HART® Communication Protocol Ensures Reliable Communication with Crowcon’s IRmax Gas Detector
Easy and reliable connection and communication is vital when using a gas detector, which is why Crowcon has introduced the HART Communication Protocol for its IRmax infrared (IR) hydrocarbon detector.
The HART (Highway Addressable Remote Transducer) Communication Protocol is the global standard for sending and receiving digital information across analog wires between smart devices and control or monitoring systems. More specifically, it is a bi-directional communication protocol that provides data access between intelligent field instruments like gas detectors and host systems. A host can be any software application, from a technician’s hand-held device or laptop to a plant’s process control, asset management or safety system using any control platform.
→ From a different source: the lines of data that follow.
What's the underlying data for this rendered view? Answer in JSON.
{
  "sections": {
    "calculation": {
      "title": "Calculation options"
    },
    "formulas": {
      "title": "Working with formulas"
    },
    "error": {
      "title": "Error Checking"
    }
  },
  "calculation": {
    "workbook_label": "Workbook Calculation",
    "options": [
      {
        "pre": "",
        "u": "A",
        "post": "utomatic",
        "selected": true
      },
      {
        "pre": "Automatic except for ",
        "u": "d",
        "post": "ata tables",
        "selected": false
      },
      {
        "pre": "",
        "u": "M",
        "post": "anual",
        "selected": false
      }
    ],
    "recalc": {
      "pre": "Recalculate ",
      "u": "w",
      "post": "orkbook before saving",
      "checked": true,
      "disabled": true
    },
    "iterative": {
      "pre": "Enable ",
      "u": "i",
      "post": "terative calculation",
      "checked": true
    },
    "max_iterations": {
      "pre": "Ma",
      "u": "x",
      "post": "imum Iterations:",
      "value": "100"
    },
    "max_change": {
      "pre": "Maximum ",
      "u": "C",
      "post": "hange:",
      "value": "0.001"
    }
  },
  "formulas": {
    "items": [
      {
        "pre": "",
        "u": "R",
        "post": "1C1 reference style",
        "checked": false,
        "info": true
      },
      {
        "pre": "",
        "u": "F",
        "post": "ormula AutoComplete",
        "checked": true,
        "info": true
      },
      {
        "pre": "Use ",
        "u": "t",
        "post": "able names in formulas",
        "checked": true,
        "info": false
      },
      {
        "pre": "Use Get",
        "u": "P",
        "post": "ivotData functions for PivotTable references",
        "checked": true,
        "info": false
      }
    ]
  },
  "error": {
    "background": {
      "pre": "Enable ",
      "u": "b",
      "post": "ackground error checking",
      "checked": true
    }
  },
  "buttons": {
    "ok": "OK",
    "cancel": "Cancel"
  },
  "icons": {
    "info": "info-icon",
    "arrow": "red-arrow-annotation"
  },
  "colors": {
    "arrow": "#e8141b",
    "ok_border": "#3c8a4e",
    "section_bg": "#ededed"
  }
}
The HART Communication protocol is available with the IRmax in two formats:
1. Local hand-held communicator connection. In this format, HART communicators are used on industrial sites for maintaining and calibrating a host of instruments. The key benefit is that site maintenance staff can use a common communicator to maintain all of their safety and process instruments. The user simply needs to upload and install the DD (Device Description) file to their communicator to access a wide range of IRmax functions and displays, alarm thresholds and diagnostic information.
2. HART over a 4-20mA signal line. In this format, the safety function is performed by the 4-20mA signal (connected to a conventional controller or PLC/DCS). A HART device can then also be connected in parallel with the signal connections to read the detector’s status information.
Featuring dual-wavelength IR sensor technology in a rugged 316 stainless steel package, the ultra-compact IRmax is designed to detect methane gas and other potentially explosive hydrocarbons in the harshest conditions.
As the IRmax contains no components for artificially heating optical surfaces, power consumption is dramatically reduced. It requires less than 1 Watt of power, typically 75-90% lower than conventional IR gas detectors. A gas detection system using IRmax detectors therefore requires smaller (and lower cost) power supplies and battery back-up systems. Longer cables can also be used and more detectors can be powered on addressable networks.
Unlike conventional IR gas detectors, the IRmax does not utilise heaters to prevent condensation on windows and mirrors. Instead, its optical components are treated with a highly durable hydrophobic coating called STAY-CLIR that completely prevents signal faults due to condensation.